Midway through the current term for Alan Garcia, Peru's president, approval ratings had him in the mid-20's (actually up from 19% in the later part of 2008). This displeasure mirrors public sentiment during my 1986 trip to Peru, when the same Alan Garcia presided over an economy that experienced one of the highest yearly inflation rates on record. During his term from 1985-1990 the average inflation rate was often over 100% per year but in 1990 it climbed to an astronomical 7,482% (World Development indicators Database). During this time there were limits on the amount of food that a family could buy and the thinly-stocked markets changed their prices by the hour. In one of many efforts to control inflation, the Peruvian government changed the currency in 1985 from the Sol (Spanish for "sun") to the Inti (Quechua for "sun"). Just as the underlying translation of the currency's name didn't change, neither did the economic outlook.
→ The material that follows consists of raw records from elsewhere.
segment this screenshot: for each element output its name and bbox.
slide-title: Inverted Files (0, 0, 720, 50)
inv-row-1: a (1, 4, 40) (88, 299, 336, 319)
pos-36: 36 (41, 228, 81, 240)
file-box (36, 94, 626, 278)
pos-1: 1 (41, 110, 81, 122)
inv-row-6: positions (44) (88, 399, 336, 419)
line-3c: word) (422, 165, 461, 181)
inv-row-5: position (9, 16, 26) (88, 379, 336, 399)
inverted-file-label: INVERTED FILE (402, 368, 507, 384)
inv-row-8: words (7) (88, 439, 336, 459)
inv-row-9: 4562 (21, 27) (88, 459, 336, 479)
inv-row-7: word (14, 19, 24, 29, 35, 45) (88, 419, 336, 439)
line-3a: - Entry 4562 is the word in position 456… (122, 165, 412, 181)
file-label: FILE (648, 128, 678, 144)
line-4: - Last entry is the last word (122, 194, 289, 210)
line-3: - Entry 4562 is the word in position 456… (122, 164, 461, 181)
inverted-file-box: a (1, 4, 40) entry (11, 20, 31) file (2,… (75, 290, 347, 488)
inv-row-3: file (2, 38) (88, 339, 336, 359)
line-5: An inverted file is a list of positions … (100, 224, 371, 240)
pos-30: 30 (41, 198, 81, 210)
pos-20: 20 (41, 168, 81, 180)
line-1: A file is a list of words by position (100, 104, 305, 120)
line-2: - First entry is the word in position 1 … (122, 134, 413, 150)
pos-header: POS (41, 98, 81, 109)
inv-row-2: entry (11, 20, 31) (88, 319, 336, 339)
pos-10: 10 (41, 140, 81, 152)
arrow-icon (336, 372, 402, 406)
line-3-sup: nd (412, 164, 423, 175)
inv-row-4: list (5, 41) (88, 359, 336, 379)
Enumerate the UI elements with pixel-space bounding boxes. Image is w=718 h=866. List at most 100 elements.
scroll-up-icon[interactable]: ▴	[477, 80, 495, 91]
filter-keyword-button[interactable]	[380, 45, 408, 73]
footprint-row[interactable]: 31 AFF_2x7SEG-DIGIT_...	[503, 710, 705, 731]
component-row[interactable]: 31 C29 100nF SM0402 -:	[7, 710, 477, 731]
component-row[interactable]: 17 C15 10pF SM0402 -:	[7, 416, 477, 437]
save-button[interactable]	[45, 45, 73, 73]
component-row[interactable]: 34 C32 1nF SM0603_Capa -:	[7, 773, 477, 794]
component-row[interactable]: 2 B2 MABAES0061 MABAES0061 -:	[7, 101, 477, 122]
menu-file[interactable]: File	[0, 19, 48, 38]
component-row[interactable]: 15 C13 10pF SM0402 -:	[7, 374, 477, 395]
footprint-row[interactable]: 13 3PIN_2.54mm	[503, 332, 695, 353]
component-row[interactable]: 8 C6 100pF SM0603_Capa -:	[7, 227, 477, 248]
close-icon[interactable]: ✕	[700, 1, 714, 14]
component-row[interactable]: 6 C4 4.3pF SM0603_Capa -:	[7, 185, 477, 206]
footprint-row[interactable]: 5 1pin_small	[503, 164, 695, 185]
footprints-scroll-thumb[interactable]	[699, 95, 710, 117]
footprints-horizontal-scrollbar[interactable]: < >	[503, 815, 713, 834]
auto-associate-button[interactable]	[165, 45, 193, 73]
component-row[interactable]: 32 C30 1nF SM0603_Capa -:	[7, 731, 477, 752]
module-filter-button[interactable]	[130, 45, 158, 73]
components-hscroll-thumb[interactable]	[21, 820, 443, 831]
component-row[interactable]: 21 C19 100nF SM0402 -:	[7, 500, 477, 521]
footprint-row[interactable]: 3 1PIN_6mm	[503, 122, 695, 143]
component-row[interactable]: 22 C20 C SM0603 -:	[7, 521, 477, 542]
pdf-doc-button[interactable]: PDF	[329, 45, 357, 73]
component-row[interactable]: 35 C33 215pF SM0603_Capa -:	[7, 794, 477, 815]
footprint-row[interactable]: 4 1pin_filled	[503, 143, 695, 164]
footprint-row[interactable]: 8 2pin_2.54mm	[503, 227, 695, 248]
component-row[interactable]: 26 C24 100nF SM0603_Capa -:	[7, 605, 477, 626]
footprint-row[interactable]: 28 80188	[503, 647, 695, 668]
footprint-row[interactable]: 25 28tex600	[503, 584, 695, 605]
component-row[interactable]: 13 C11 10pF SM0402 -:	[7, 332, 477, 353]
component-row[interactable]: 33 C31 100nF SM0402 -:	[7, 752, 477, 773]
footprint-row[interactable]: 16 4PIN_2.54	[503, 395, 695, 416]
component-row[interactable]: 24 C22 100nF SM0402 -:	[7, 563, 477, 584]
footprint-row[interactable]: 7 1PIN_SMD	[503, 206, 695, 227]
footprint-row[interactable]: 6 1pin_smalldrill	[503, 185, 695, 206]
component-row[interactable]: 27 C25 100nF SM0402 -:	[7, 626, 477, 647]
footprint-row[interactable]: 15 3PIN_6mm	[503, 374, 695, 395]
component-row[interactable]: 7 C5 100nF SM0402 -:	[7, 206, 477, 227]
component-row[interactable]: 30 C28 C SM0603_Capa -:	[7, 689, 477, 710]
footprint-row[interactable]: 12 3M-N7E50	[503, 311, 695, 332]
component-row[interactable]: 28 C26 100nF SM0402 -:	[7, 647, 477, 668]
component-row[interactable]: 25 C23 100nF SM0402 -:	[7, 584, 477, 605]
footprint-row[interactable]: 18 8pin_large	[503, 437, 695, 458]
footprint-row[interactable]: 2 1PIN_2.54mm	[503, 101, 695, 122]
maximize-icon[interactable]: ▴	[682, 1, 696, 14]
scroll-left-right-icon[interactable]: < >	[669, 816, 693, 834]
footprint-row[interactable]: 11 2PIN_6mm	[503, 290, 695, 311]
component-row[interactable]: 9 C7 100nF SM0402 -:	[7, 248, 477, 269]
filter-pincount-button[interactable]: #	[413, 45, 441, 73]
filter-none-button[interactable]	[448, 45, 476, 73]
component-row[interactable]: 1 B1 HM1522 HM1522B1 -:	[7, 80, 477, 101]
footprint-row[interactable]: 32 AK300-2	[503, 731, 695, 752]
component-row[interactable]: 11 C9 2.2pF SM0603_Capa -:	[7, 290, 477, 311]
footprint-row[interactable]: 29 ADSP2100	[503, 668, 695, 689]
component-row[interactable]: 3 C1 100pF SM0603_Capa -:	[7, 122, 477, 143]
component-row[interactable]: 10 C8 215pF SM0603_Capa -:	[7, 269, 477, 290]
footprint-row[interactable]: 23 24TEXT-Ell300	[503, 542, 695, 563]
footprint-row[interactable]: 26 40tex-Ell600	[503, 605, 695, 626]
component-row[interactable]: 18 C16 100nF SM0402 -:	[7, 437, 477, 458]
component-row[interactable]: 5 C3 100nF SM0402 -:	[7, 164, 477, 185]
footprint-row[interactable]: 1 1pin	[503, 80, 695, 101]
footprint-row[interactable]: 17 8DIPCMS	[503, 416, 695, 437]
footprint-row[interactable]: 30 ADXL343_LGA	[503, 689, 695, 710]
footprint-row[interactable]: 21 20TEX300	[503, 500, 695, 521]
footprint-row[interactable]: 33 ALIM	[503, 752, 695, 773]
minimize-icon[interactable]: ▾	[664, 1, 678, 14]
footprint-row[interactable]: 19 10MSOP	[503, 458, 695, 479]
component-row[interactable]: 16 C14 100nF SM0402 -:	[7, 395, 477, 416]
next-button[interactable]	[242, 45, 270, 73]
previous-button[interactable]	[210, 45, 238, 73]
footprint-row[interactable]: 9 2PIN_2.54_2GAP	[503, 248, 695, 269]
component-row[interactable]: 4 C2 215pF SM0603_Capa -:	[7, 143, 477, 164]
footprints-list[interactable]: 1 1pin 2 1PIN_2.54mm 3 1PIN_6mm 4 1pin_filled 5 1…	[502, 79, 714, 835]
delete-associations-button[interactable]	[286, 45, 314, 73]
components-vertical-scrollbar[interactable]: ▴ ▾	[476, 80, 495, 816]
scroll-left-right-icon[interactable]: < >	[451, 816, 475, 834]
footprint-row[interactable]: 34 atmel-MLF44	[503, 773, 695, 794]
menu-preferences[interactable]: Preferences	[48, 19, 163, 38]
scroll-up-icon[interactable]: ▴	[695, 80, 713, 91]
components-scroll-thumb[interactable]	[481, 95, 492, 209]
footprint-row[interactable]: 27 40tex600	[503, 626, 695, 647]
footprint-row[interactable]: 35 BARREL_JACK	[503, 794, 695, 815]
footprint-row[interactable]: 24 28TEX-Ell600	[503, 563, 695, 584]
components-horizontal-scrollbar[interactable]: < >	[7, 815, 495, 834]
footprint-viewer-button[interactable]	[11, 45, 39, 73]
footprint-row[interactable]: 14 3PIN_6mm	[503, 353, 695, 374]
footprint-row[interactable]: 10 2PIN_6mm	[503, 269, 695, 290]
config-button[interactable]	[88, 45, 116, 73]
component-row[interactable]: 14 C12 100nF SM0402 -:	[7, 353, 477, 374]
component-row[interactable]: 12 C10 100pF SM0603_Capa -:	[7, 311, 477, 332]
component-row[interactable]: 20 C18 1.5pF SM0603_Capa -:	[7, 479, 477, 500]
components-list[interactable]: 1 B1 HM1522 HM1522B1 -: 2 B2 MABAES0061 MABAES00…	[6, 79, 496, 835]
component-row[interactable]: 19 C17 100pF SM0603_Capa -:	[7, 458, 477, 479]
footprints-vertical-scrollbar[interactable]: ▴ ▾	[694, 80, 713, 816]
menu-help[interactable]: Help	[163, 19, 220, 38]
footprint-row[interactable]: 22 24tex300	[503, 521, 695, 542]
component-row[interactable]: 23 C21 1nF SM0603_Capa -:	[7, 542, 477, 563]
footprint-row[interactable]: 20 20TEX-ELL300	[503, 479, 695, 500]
In 1991, the government changed the currency again, introducing the Nuevo Sol ("new sun") and valuing it at 1,000,000 Intis to the Nuevo Sol. (note the image of a 5 million Inti note below)
While Peru's embattled president is the same from my trip 23 years ago, many things have changed. Most importantly, the terrorist activity by the Maoist Sendero Luminoso (Shining Path) and Movimiento Revolucionario Tupac Amaru (MRTA), who during the 1980's controlled perhaps a third of the country, has been quelled. Peru is much safer now than in the 1980's. In 1986 I remember curfews in place in Lima and I remember being afraid to go out after dark in Cusco. The few travelers that were visiting Cusco banded together for safety. Anyone who ventured into the Mercado San Pedro came out with razor blade slashes on their backpacks. In 1986 I was afraid to hike the Inca Trail but in 2009 our family did it and we booked it online. In 1986 there were car bombs, hijackings, kidnappings, power outages and endemic drug trafficking but in 2009, the closest thing to violence I've seen in Cusco was a heated-but-peaceful street demonstration of campesinos protesting water privatization.
As Peru has become safer, more and more tourists have ventured here. Cusco's population has increased three-fold from 1986 and today is close to 350,000. There are far more restaurants, hotels, and tour agencies catering to the foreign tourist today than there were in 1986. At that time I don't recall anyone offering me a massage; today it is impossible to walk by the Plaza de Armas without a young woman offering one. The quality of the textiles is much better. I remember mostly machine-made sweaters and chullos of synthetic-fiber and day-glo colors. Today the variety and quality of hand-made alpaca goods can be extremely good. Aguas Calientes (today called "Machu Picchu Village"), the town at the base of Machu Picchu, has grown exponentially; in 1986 it was a few guesthouses huddled near the railroad tracks. If you wanted to go out to dinner, all you had to do was walk across the railroad tracks to find 3 or 4 shacks offering food. Perhaps the greatest symbol of all this change is the Machu Picchu Sanctuary Lodge. For $700 a well-heeled tourist can have a single room at the site of the ruins overlooking the ancient Inca citadel. Even though the unpopular president hasn't changed, Peru has come a long way in 23 years.